Large volumes of financially distressed real estate boosted Sonoma County home sales last year, but they also helped drag down prices to the lowest level in a decade.

Buyers purchased 4,637 single-family houses last year, a 7 percent jump over 2010, according to The Press Democrat's monthly housing report compiled by Pacific Union International vice president Rick Laws.

Nearly half of those sales were foreclosures or short sales, the latter being transactions where the price is less than the amount owed on the mortgage.

While sales rose, the median price for 2011 fell to $325,000, a new low for this real estate cycle.
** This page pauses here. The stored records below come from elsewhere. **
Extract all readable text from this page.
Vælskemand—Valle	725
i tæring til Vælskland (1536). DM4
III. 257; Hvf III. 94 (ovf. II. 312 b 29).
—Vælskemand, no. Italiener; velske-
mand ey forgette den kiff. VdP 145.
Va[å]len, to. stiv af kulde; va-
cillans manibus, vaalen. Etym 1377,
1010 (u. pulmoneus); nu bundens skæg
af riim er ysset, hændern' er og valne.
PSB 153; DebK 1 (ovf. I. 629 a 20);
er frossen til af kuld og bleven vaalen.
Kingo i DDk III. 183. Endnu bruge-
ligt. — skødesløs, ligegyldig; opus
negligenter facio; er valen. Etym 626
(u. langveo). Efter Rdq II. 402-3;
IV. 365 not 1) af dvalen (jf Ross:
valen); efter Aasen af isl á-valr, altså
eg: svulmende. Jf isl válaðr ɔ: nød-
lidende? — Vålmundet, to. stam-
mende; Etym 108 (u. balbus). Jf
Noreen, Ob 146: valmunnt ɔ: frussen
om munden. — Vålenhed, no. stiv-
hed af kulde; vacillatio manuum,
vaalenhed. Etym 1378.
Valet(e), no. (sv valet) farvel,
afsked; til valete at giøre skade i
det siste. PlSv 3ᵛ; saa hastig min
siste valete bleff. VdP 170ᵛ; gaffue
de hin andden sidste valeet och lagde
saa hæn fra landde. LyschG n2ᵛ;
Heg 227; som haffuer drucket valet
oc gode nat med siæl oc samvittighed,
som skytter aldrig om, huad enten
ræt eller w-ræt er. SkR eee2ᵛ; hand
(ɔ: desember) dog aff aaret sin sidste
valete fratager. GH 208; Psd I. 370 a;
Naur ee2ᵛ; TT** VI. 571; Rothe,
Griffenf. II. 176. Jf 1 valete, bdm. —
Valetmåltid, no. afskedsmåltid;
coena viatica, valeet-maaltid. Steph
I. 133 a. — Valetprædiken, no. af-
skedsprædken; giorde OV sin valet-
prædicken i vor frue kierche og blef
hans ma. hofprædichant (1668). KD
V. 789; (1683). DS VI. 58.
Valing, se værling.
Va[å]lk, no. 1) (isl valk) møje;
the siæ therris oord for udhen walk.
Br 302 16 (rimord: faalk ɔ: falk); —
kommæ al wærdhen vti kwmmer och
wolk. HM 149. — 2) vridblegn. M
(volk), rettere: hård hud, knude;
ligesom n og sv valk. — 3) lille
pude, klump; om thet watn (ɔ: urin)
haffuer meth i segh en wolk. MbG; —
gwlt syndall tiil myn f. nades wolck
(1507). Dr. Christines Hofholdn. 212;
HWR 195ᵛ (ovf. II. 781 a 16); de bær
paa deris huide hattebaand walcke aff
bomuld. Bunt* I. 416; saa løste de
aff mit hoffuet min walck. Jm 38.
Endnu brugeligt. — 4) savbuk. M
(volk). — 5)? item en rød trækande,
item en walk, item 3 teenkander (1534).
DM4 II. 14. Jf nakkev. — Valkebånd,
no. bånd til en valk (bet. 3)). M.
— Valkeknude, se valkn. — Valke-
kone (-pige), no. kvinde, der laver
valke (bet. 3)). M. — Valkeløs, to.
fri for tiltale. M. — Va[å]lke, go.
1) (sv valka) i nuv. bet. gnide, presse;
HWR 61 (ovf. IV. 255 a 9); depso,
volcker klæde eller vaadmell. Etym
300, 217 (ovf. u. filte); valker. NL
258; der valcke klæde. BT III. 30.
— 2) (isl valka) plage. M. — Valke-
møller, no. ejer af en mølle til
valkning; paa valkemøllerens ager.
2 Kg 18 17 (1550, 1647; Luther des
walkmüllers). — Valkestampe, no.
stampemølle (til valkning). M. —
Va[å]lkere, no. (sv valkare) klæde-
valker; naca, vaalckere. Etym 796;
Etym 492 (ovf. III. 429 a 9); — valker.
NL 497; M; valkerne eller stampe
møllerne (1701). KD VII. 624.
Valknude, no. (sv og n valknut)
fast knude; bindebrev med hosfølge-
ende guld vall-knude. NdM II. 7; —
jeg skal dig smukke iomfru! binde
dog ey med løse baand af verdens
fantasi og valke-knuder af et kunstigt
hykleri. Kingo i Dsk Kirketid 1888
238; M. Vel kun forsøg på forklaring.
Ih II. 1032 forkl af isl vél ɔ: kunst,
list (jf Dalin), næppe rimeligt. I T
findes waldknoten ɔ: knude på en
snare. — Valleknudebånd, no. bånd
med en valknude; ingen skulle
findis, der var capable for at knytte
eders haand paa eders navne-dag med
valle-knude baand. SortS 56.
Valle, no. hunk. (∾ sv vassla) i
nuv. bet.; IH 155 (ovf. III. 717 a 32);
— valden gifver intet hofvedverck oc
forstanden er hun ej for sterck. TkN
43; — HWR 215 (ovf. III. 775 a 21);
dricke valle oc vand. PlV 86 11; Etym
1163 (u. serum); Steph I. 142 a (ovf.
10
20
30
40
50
It hasn't been at that level since 2000. In contrast, the market peaked in 2005 with a median price of $595,000.

Laws maintained the median price fell mainly due to the concentration of sales in the entry-level home market. For homes priced under $300,000, sales jumped 39 percent last year compared to 2010. In contrast, sales for homes priced between $500,000 and $700,000 dropped by 25 percent.

Looking ahead, agents see occasional signs of buyer confidence. But many predicted flat prices and plenty of distressed inventory holding down the market in 2012.

"Everybody better get comfortable with it," said Shawn Hermosillo, an agent with Keller Williams in Santa Rosa, who on Friday visited a short sale listing in Windsor. "This is the new, real market. This is what it is."

Real estate has long been a major sector of the Sonoma County economy. But its impact has been muted by the Great Recession.

The total value of all resold single-family homes in the county last year totaled $1.9 billion, the lowest level since 1999.

In contrast, buyers purchased $4 billion worth of homes in 2005 at the peak of the market.

Along with the slide in existing home values, new home construction has slowed to a trickle during the last three years.

Last year's fourth quarter ended relatively strong with 1,214 home sales, up 20 percent from 2010. It was the best end-of-year result since 2008.

For December, buyers purchased 401 single-family homes. The median sales price was $316,000, down less than 1 percent from November.

The month ended with a sales inventory of 1,120 homes, less than a three-month supply at the current pace.

Several agents said the small inventory is holding back sales.

Dave Roberts, an agent with Healdsburg Sotheby's International Realty, said even second-home buyers are affected.

"People looking for the little country property with a few acres are not finding a lot out there," Roberts said, at least not in their price range.

Several agents said housing won't turn around soon because the economy is still struggling with high rates of unemployment.

"What fuels the market? Jobs," said Joanne Lumsden, an agent with Keller Williams in Santa Rosa. "We've got to have the jobs."

Over the last two years, the number of completed short sales has increased while the number of foreclosure sales has fallen. Last year, the county recorded 990 completed short sales, up 24 percent from 2009. In the same period, the number of foreclosure resales dropped 30 percent to 1,238.

Agents remain unsure how long it will take to work through all the distressed properties, though many suspect the nation's banks are being careful not to cause a plunge in prices by putting too many on the market at once.